Kültür ve Turizm Bakanlığı'nın izniyle Anadolu Medeniyetleri Müzesi'nin yönettiği kazı çalışmaları, Ankara Nallıhan'daki Çayırhan Mahallesi'ne bağlı Gülşehri mevkiinde yürütülüyor. Kazılar sonucunda Juliopolis Antik Kenti'nin önemli bir kısmı gün yüzüne çıkarıldı. Geçtiğimiz yıl yeniden başlatılan çalışmalar sırasında deri işlemede kullanıldığı düşünülen bir atölye ve Hollanda florini sikkesi keşfedildi. Bu buluntular, antik kentin MS 11. yüzyılda değil, MS 16. yüzyıla kadar varlığını sürdürdüğünü gösteriyor.

'KENTİN ÖNEMİ 16'NCI YÜZYILDA DA DEVAM ETMİŞ'

Kazı çalışmalarında görev alan Anadolu Medeniyetleri Müzesi Arkeoloğu Tolga Çelik, 2023 yılında kentin dokusu hakkında araştırmalara başladıklarını belirtti. Çelik, "Kazılarda göl kıyısından başlayarak nekrole (mezarlık) doğru uzanan yapıda, kentin kamu yapıları ve kullanılan mekanları tespit ettik. Juliopolis'in tarihte 11-12. yüzyıllardan sonra terk edildiği düşünülüyordu ancak 15-16. yüzyılda, özellikle 16. yüzyılda Hollanda florini sikkesinin bulunması kentin öneminin devam ettiğini gösteriyor." dedi. Çelik ayrıca, kazılarda Bizans dönemine ait bir sikkenin de bulunduğunu ifade etti.

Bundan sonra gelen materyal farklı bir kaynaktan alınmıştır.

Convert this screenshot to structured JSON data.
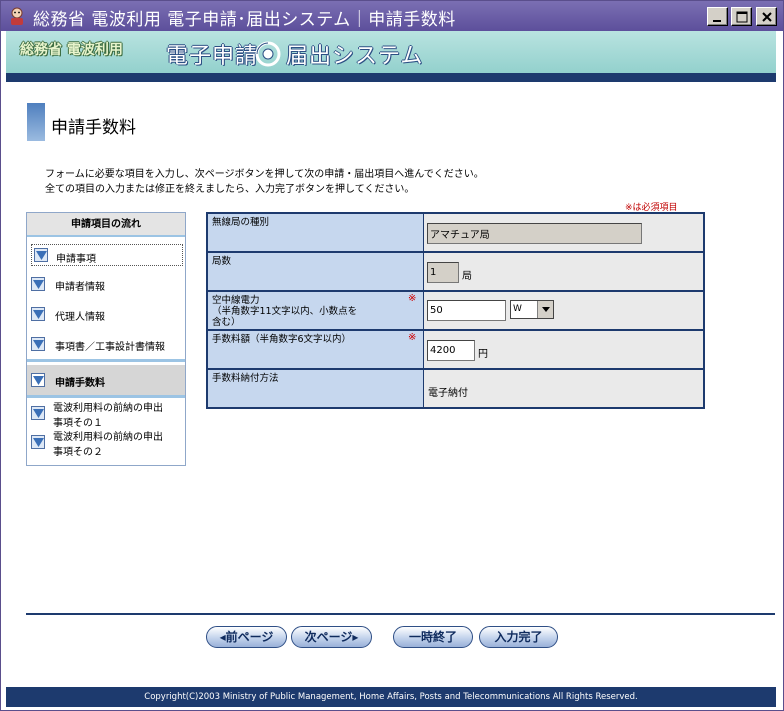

'KENTTE BİR ZENGİNLEŞME GÖZLENİYOR'

Anadolu Medeniyetleri Müzesi Müdür Yardımcısı Mustafa Metin, su altında kalmış kentin sosyal, kültürel ve ekonomik hayatına dair ipuçlarının mezarlık, kilise ve sur gibi yapılarda bulunduğunu söyledi. Metin, "Yaklaşık 790 mezar üzerinde çalıştık, ancak bir kısmı antik çağda, bir kısmı da modern çağda tahrip olmuş. Mezarlardan çıkan buluntular o dönemdeki yaşamı, kalitesini, kültürel durumunu ve zenginliğini gözler önüne seriyor. Özellikle MS 1. yüzyılın sonundan itibaren, 2. yüzyılda ve 3. yüzyılın ortalarına kadar kentte bir zenginleşme gözleniyor. Bu zenginleşmeyi orada bulunan eserlerden biliyoruz. Kaynaklarda da bu zenginleşmenin tanımına rastlanıyor. Örneğin 111 yılında Bithynia Valisi Genç Plinius, burada trafiğin yoğun olduğunu, gelen geçenin çok olduğunu belirtiyor. Bu da bize Avrupa'dan gelip, Juliopolis üzerinden Ankara'ya, Ankara'dan da güneye giden önemli bir askeri yolun ve daha sonra Hacı Yolu'nun olduğunu gösteriyor. Bu yolda yoğun seyahatler gerçekleştiğini ve bu seyahatler sayesinde de kentin zenginleştiğini söyleyebiliriz." dedi.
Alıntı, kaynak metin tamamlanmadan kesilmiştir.